Mientras los acemileros remataban la operación, Molina cambiaba impresiones con el cabo. Habían dispuesto a los restantes elementos del pelotón alrededor del pozo y andaban enfrascados en preparar el regreso.

– Ve muy atento, cabo -decía Molina-. Si yo fuera uno de los que nos hemos encontrado antes, tendría muy claro cuándo me interesa atacar. Mejor a la vuelta, cuando vamos cargados y preocupados de no perder el agua.

– No parecían demasiado decididos -objetó Amador.

– Nunca te fíes de lo que parecen. Tienen la obligación de confundirnos. Aunque seamos menos vivos y ellos tengan la ventaja del terreno, también saben que somos más y vamos mejor armados.

No todo eran preocupaciones y tareas penosas entre los integrantes del convoy. Aprovechando la parada, Luisito había bajado del mulo y exploraba los alrededores del pozo. Después de corretear en todas direcciones, había trepado a un árbol y se descolgaba alegremente de rama en rama.
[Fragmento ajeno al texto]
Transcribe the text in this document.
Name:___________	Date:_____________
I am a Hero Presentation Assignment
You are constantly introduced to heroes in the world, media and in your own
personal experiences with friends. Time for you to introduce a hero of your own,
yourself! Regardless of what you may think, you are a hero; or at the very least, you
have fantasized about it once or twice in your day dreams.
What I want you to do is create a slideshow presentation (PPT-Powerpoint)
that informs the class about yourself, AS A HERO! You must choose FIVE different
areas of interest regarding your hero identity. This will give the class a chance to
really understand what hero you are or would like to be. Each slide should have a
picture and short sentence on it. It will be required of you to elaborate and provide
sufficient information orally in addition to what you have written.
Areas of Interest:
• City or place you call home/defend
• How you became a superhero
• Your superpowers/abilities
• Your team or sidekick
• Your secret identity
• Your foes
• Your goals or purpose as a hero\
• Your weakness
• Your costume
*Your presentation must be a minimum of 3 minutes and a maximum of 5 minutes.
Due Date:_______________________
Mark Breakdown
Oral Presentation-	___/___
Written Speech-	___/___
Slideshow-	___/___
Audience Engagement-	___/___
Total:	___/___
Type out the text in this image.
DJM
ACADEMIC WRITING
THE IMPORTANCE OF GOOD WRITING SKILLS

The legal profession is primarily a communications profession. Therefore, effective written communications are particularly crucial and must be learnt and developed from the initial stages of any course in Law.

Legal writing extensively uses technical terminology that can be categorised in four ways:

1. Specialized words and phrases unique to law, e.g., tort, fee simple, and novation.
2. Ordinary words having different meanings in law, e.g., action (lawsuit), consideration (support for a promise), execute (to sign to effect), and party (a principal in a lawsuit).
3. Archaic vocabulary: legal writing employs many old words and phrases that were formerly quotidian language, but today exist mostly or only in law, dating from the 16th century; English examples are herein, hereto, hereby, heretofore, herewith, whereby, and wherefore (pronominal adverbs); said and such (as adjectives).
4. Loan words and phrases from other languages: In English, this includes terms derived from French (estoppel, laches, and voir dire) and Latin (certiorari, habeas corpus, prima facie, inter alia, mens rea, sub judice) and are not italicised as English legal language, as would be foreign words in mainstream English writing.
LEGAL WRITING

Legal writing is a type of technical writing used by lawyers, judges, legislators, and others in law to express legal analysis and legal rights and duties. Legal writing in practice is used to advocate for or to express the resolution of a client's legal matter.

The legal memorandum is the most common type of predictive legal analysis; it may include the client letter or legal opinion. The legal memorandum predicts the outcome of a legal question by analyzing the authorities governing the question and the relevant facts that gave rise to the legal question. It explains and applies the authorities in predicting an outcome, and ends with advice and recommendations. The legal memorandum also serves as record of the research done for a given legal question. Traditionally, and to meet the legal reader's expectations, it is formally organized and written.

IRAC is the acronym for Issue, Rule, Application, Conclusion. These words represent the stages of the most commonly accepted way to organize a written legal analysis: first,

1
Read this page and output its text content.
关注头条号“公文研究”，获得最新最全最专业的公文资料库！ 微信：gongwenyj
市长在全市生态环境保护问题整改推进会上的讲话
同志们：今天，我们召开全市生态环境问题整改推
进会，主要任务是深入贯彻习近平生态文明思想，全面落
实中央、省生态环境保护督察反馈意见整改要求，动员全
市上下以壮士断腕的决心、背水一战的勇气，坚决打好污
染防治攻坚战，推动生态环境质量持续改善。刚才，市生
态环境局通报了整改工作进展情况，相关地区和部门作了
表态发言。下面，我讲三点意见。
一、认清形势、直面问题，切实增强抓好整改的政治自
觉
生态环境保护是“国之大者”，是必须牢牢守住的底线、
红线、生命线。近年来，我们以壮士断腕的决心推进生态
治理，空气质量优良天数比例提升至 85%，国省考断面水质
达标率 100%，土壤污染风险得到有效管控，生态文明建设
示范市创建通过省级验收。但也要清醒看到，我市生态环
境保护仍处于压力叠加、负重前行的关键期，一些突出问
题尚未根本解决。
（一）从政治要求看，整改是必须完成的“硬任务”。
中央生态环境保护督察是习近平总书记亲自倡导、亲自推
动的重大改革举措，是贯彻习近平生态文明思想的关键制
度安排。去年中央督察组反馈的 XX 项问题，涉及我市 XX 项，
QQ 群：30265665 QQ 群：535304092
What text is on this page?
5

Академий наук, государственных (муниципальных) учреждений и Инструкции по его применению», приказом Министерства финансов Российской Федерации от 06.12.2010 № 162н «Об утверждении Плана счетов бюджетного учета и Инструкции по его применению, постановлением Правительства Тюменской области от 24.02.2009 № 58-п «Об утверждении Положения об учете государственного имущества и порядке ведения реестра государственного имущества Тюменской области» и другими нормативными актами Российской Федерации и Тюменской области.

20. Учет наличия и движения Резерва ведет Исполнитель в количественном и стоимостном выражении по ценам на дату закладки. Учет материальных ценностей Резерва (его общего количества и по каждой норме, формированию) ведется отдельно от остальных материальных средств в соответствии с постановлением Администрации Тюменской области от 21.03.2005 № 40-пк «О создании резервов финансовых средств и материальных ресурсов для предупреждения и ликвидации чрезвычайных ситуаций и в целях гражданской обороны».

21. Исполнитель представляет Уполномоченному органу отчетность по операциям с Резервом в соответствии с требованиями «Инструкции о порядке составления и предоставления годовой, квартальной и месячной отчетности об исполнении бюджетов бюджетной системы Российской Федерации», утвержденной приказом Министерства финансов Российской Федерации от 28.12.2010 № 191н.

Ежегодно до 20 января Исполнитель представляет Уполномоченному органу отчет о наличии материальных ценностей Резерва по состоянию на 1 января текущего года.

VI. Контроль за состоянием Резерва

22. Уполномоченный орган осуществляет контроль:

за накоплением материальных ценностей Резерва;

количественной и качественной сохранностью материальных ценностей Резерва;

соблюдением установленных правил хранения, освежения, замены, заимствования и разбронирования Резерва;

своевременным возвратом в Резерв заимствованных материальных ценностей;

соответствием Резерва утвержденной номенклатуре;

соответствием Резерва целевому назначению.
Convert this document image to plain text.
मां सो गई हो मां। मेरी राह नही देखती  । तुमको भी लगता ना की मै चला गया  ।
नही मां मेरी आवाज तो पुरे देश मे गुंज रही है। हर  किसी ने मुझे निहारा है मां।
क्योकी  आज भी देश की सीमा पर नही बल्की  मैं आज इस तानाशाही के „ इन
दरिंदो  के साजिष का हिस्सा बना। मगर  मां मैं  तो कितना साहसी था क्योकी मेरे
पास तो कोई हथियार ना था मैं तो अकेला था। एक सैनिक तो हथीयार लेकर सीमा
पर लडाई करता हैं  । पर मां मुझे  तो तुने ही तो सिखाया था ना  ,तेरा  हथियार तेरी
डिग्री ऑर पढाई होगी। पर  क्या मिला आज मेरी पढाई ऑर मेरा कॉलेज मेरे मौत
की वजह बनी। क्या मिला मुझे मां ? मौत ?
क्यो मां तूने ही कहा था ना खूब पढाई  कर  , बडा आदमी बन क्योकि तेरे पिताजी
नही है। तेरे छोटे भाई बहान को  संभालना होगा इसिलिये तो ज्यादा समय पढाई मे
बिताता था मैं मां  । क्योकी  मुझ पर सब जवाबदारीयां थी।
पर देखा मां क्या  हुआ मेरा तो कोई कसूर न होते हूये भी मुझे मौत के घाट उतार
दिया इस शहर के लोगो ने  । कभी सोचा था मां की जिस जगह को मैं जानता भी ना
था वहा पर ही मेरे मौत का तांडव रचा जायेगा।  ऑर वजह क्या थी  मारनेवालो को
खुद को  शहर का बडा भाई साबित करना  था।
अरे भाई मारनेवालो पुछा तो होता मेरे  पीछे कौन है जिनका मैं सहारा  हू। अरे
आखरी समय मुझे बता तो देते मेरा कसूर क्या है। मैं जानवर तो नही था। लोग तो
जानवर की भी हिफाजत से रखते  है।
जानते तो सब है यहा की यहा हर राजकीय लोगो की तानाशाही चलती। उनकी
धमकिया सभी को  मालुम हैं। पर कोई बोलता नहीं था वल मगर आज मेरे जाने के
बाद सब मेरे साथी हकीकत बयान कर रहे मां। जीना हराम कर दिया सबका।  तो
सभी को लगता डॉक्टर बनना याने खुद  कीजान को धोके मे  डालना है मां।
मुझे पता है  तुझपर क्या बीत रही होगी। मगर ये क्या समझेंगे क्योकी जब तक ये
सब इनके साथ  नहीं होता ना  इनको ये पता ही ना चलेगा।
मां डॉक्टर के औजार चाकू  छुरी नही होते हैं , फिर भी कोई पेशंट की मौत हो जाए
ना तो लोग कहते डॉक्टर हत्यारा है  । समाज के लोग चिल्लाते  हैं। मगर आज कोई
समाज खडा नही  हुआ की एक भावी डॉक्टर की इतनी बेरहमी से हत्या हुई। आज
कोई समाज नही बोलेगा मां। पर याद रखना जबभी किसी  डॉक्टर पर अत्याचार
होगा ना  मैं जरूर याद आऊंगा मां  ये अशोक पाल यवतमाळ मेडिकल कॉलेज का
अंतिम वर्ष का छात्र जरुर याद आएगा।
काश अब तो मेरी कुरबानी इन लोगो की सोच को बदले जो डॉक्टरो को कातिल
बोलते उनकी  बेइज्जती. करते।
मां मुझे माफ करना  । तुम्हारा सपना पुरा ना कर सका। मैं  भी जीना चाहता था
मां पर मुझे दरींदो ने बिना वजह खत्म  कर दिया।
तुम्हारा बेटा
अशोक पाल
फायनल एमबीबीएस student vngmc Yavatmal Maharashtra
– Qué envidia me da el mono -confesó Amador-. A veces me parece que es el único que está acostumbrado a todo esto.

– Tiene los sesos chicos, nada más juzgó abstraído Molina.

Cansado de dar saltos, el mono se recostó contra el tronco del árbol. El muy sinvergüenza era el único que tenía sombra y se adormiló allí. Sólo su rabo, enroscándose a un lado y a otro, daba señales de vida.